While we can and probably should do both, we as a society have drastically underinvested in public health efforts at changing the conditions in which people behave. We are a profoundly individualistic society that lives comfortably with the idea that we each determine our own health, and to the extent that it is subject to external control, that control comes almost exclusively from our physicians and from our access to health care. These are myths and are demonstrably not true. At their worst, they lead to a blame-the-victim mentality and lack of coordinated or group intervention [27-29].
This brings us back to the ethical concerns with physician counseling. There is a hint of paternalism in the notion that patients need physicians to speak to them about the harm caused by smoking, diet, lack of exercise, and excessive use of alcohol or drugs. The relationship between knowledge and behavior change is exceedingly complex, but we have learned that knowledge alone does not change behavior [30, 31]. While physician counseling might increase patients’ motivation, patients may be motivated but still incapable of making the suggested changes. The root causes of many health behaviors of concern for many people are deeply embedded in the culture and lifestyle of our society, and using a counseling model that assumes exclusively individual control, autonomy, and responsibility for these behaviors can mean that patients feel hectored instead of helped by the advice. The negative emotional response may create yet another form of potential harm: that done to the patient-physician relationship that may in turn adversely impact adherence to physicians’ advice on more pressing clinical matters or disinclination to see a physician at all.
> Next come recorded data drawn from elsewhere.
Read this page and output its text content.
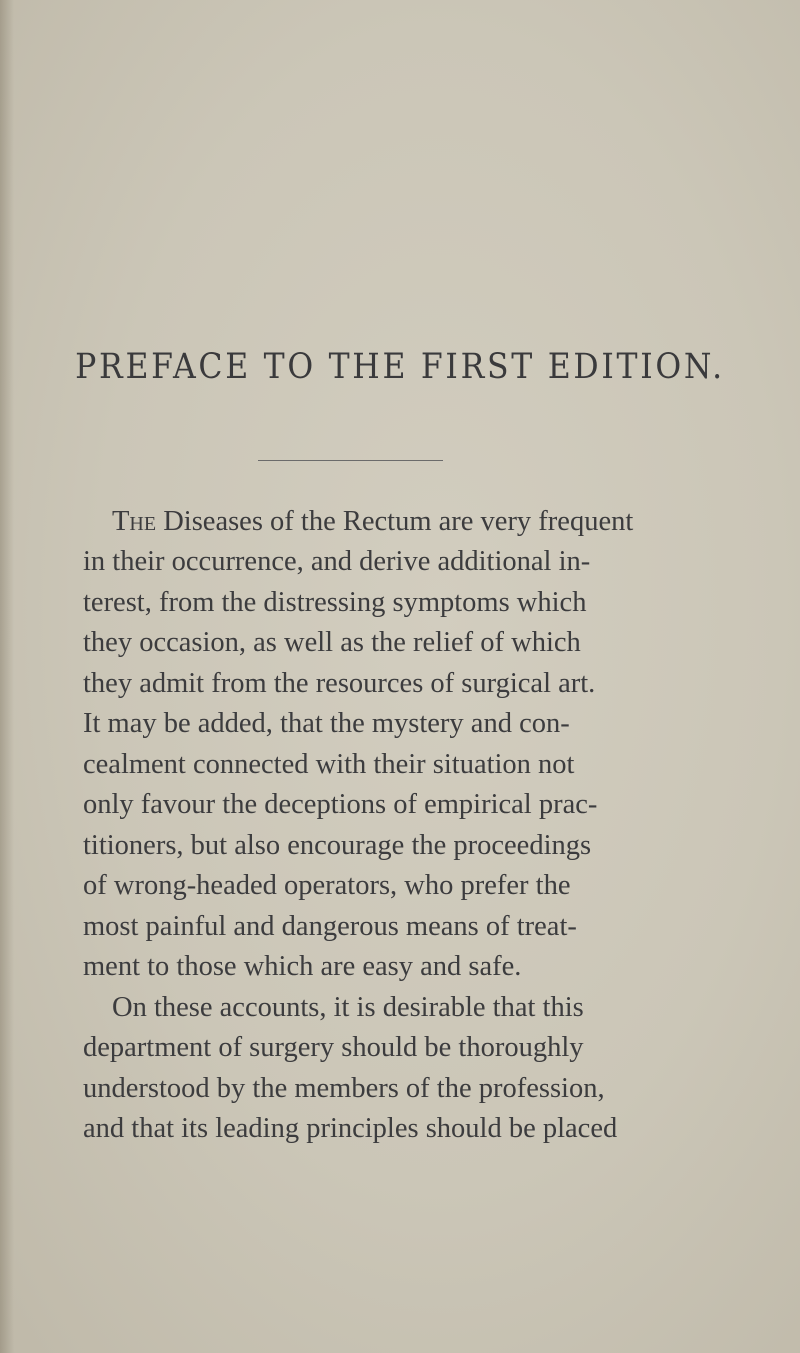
PREFACE TO THE FIRST EDITION.
The Diseases of the Rectum are very frequent
in their occurrence, and derive additional in-
terest, from the distressing symptoms which
they occasion, as well as the relief of which
they admit from the resources of surgical art.
It may be added, that the mystery and con-
cealment connected with their situation not
only favour the deceptions of empirical prac-
titioners, but also encourage the proceedings
of wrong-headed operators, who prefer the
most painful and dangerous means of treat-
ment to those which are easy and safe.
On these accounts, it is desirable that this
department of surgery should be thoroughly
understood by the members of the profession,
and that its leading principles should be placed
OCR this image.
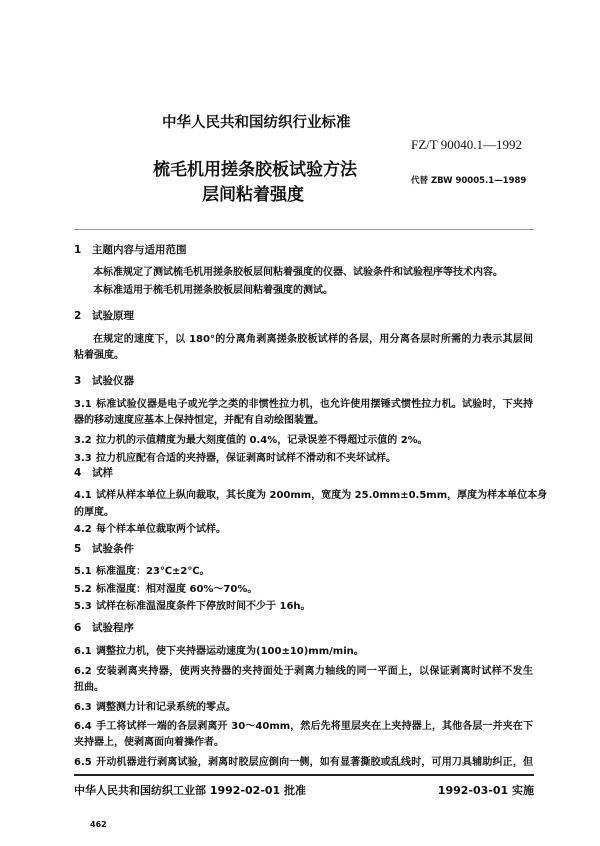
中华人民共和国纺织行业标准
FZ/T 90040.1—1992
梳毛机用搓条胶板试验方法
层间粘着强度
代替 ZBW 90005.1—1989
1 主题内容与适用范围
本标准规定了测试梳毛机用搓条胶板层间粘着强度的仪器、试验条件和试验程序等技术内容。
本标准适用于梳毛机用搓条胶板层间粘着强度的测试。
2 试验原理
在规定的速度下，以 180°的分离角剥离搓条胶板试样的各层，用分离各层时所需的力表示其层间
粘着强度。
3 试验仪器
3.1 标准试验仪器是电子或光学之类的非惯性拉力机，也允许使用摆锤式惯性拉力机。试验时，下夹持
器的移动速度应基本上保持恒定，并配有自动绘图装置。
3.2 拉力机的示值精度为最大刻度值的 0.4%，记录误差不得超过示值的 2%。
3.3 拉力机应配有合适的夹持器，保证剥离时试样不滑动和不夹坏试样。
4 试样
4.1 试样从样本单位上纵向裁取，其长度为 200mm，宽度为 25.0mm±0.5mm，厚度为样本单位本身
的厚度。
4.2 每个样本单位裁取两个试样。
5 试验条件
5.1 标准温度：23℃±2℃。
5.2 标准湿度：相对湿度 60%～70%。
5.3 试样在标准温湿度条件下停放时间不少于 16h。
6 试验程序
6.1 调整拉力机，使下夹持器运动速度为(100±10)mm/min。
6.2 安装剥离夹持器，使两夹持器的夹持面处于剥离力轴线的同一平面上，以保证剥离时试样不发生
扭曲。
6.3 调整测力计和记录系统的零点。
6.4 手工将试样一端的各层剥离开 30～40mm，然后先将里层夹在上夹持器上，其他各层一并夹在下
夹持器上，使剥离面向着操作者。
6.5 开动机器进行剥离试验，剥离时胶层应倒向一侧，如有显著撕胶或乱线时，可用刀具辅助纠正，但
中华人民共和国纺织工业部 1992-02-01 批准	1992-03-01 实施
462
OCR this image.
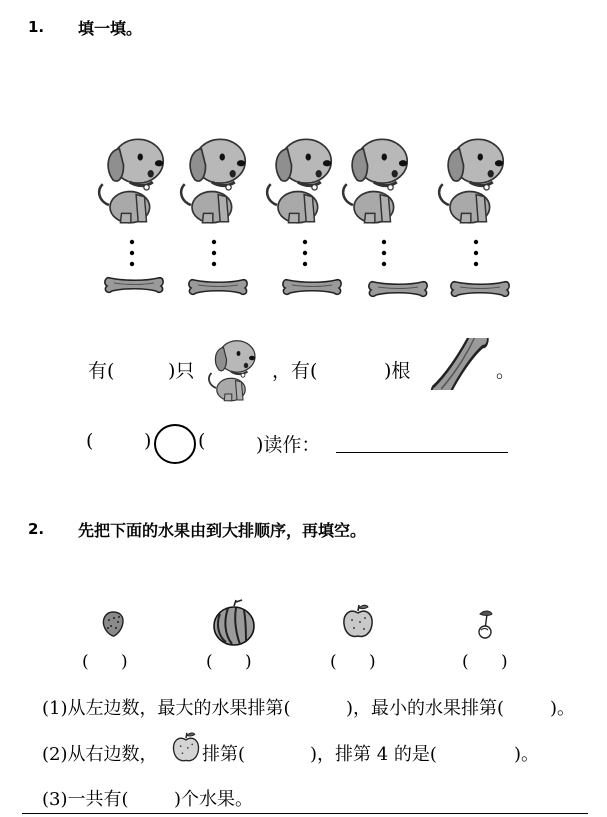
1. 填一填。
有(	)只	，有(	)根	。
(	) (	)读作：
2. 先把下面的水果由到大排顺序，再填空。
(      )	(      )	(      )	(      )
(1)从左边数，最大的水果排第(	)，最小的水果排第(	)。
(2)从右边数， 排第(	)，排第 4 的是(	)。
(3)一共有(	)个水果。
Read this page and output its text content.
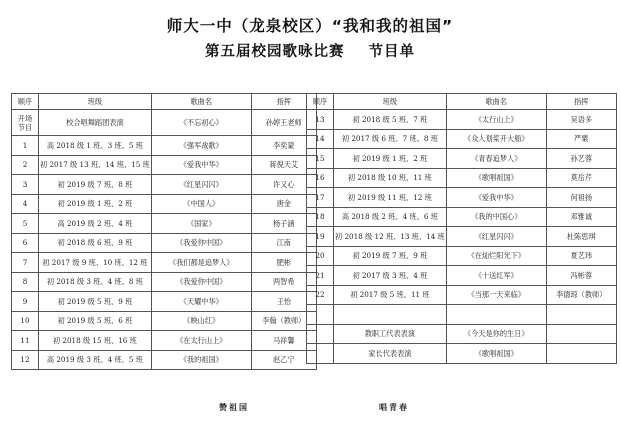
师大一中（龙泉校区）“我和我的祖国”
第五届校园歌咏比赛 节目单
顺序	班级	歌曲名	指挥
开场
节目	校合唱舞蹈团表演	《不忘初心》	孙婷王老师
1	高 2018 级 1 班、3 班、5 班	《强军战歌》	李奕蒙
2	初 2017 级 13 班、14 班、15 班	《爱我中华》	蒋倪天艾
3	初 2019 级 7 班、8 班	《红星闪闪》	许又心
4	初 2019 级 1 班、2 班	《中国人》	唐金
5	高 2019 级 2 班、4 班	《国家》	杨子涵
6	初 2018 级 6 班、9 班	《我爱你中国》	江南
7	初 2017 级 9 班、10 班、12 班	《我们都是追梦人》	肥彬
8	初 2018 级 3 班、4 班、8 班	《我爱你中国》	两智希
9	初 2019 级 5 班、9 班	《天耀中华》	王怡
10	初 2019 级 5 班、6 班	《映山红》	李翰（教师）
11	初 2018 级 15 班、16 班	《在太行山上》	马祥馨
12	高 2019 级 3 班、4 班、5 班	《我的祖国》	赵乙宁
顺序	班级	歌曲名	指挥
13	初 2018 级 5 班、7 班	《太行山上》	吴语多
14	初 2017 级 6 班、7 班、8 班	《众人划桨开大船》	严粟
15	初 2019 级 1 班、2 班	《青春追梦人》	孙艺蓉
16	初 2018 级 10 班、11 班	《歌唱祖国》	莫岳芹
17	初 2019 级 11 班、12 班	《爱我中华》	何祖扬
18	高 2018 级 2 班、4 班、6 班	《我的中国心》	邓雅诚
19	初 2018 级 12 班、13 班、14 班	《红星闪闪》	杜陈思琪
20	初 2019 级 7 班、9 班	《在灿烂阳光下》	夏艺玮
21	初 2017 级 3 班、4 班	《十送红军》	冯彬蓉
22	初 2017 级 5 班、11 班	《当那一天来临》	李德琼（教师）

	教职工代表表演	《今天是你的生日》	
	家长代表表演	《歌唱祖国》	
赞祖国	唱青春
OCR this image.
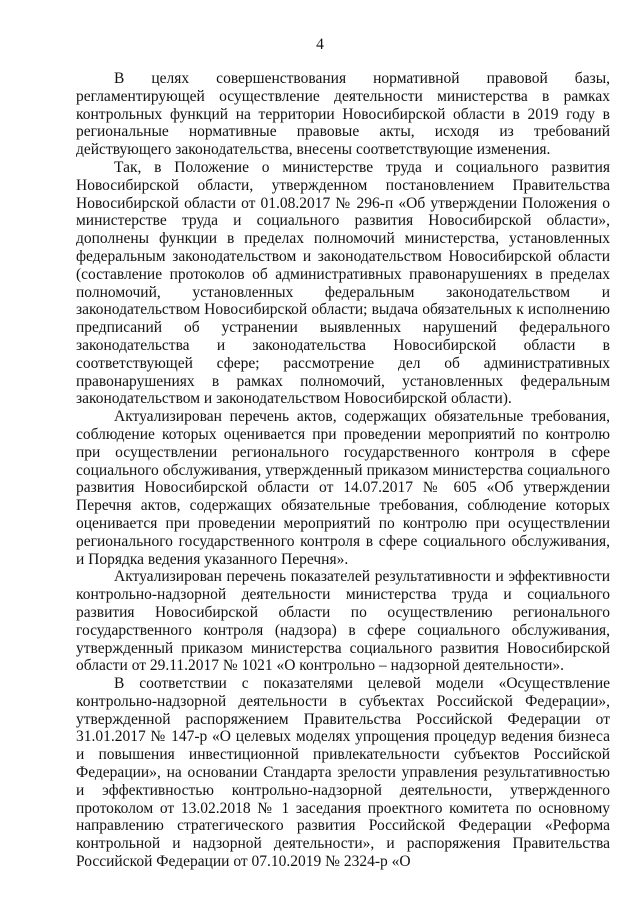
4

В целях совершенствования нормативной правовой базы, регламентирующей осуществление деятельности министерства в рамках контрольных функций на территории Новосибирской области в 2019 году в региональные нормативные правовые акты, исходя из требований действующего законодательства, внесены соответствующие изменения.

Так, в Положение о министерстве труда и социального развития Новосибирской области, утвержденном постановлением Правительства Новосибирской области от 01.08.2017 № 296-п «Об утверждении Положения о министерстве труда и социального развития Новосибирской области», дополнены функции в пределах полномочий министерства, установленных федеральным законодательством и законодательством Новосибирской области (составление протоколов об административных правонарушениях в пределах полномочий, установленных федеральным законодательством и законодательством Новосибирской области; выдача обязательных к исполнению предписаний об устранении выявленных нарушений федерального законодательства и законодательства Новосибирской области в соответствующей сфере; рассмотрение дел об административных правонарушениях в рамках полномочий, установленных федеральным законодательством и законодательством Новосибирской области).

Актуализирован перечень актов, содержащих обязательные требования, соблюдение которых оценивается при проведении мероприятий по контролю при осуществлении регионального государственного контроля в сфере социального обслуживания, утвержденный приказом министерства социального развития Новосибирской области от 14.07.2017 № 605 «Об утверждении Перечня актов, содержащих обязательные требования, соблюдение которых оценивается при проведении мероприятий по контролю при осуществлении регионального государственного контроля в сфере социального обслуживания, и Порядка ведения указанного Перечня».

Актуализирован перечень показателей результативности и эффективности контрольно-надзорной деятельности министерства труда и социального развития Новосибирской области по осуществлению регионального государственного контроля (надзора) в сфере социального обслуживания, утвержденный приказом министерства социального развития Новосибирской области от 29.11.2017 № 1021 «О контрольно – надзорной деятельности».

В соответствии с показателями целевой модели «Осуществление контрольно-надзорной деятельности в субъектах Российской Федерации», утвержденной распоряжением Правительства Российской Федерации от 31.01.2017 № 147-р «О целевых моделях упрощения процедур ведения бизнеса и повышения инвестиционной привлекательности субъектов Российской Федерации», на основании Стандарта зрелости управления результативностью и эффективностью контрольно-надзорной деятельности, утвержденного протоколом от 13.02.2018 № 1 заседания проектного комитета по основному направлению стратегического развития Российской Федерации «Реформа контрольной и надзорной деятельности», и распоряжения Правительства Российской Федерации от 07.10.2019 № 2324-р «О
The medical profession has both claimed for itself and been granted by society the role of health expert, and both passively and at times actively the profession has accepted that role and perpetuated the myths that individuals control their health destinies and that individual counseling is the one and only method by which behavior is changed. It is in this setting of shared delusion between the public and the medical profession as to the sources of health and well-being that behavioral counseling by physicians poses an ethical problem. To the extent that the reliance on behavioral counseling as the primary mechanism of behavior change perpetuates these beliefs, in some sense it crowds out the far more promising potential of public health modalities to change behavior and improve health.
If behavioral counseling were done properly, with adequate attention to risks as well as benefits, and if the medical profession were fully involved and invested in making sure that counseling was only part of the effort to improve health behaviors to a degree commensurate with its relative efficacy, there would be no ethical dilemma. But this is not the world as it is. So while we should encourage good practice and the use of effective clinical preventive strategies including behavioral counseling, let us do so with understanding of its historic roots, its limitations, and its ethical challenges. And let us consider how to construct systems—environmental, social, and political—in which healthy behavioral choices are the easiest and most natural choice to make, and so they are made and acted upon.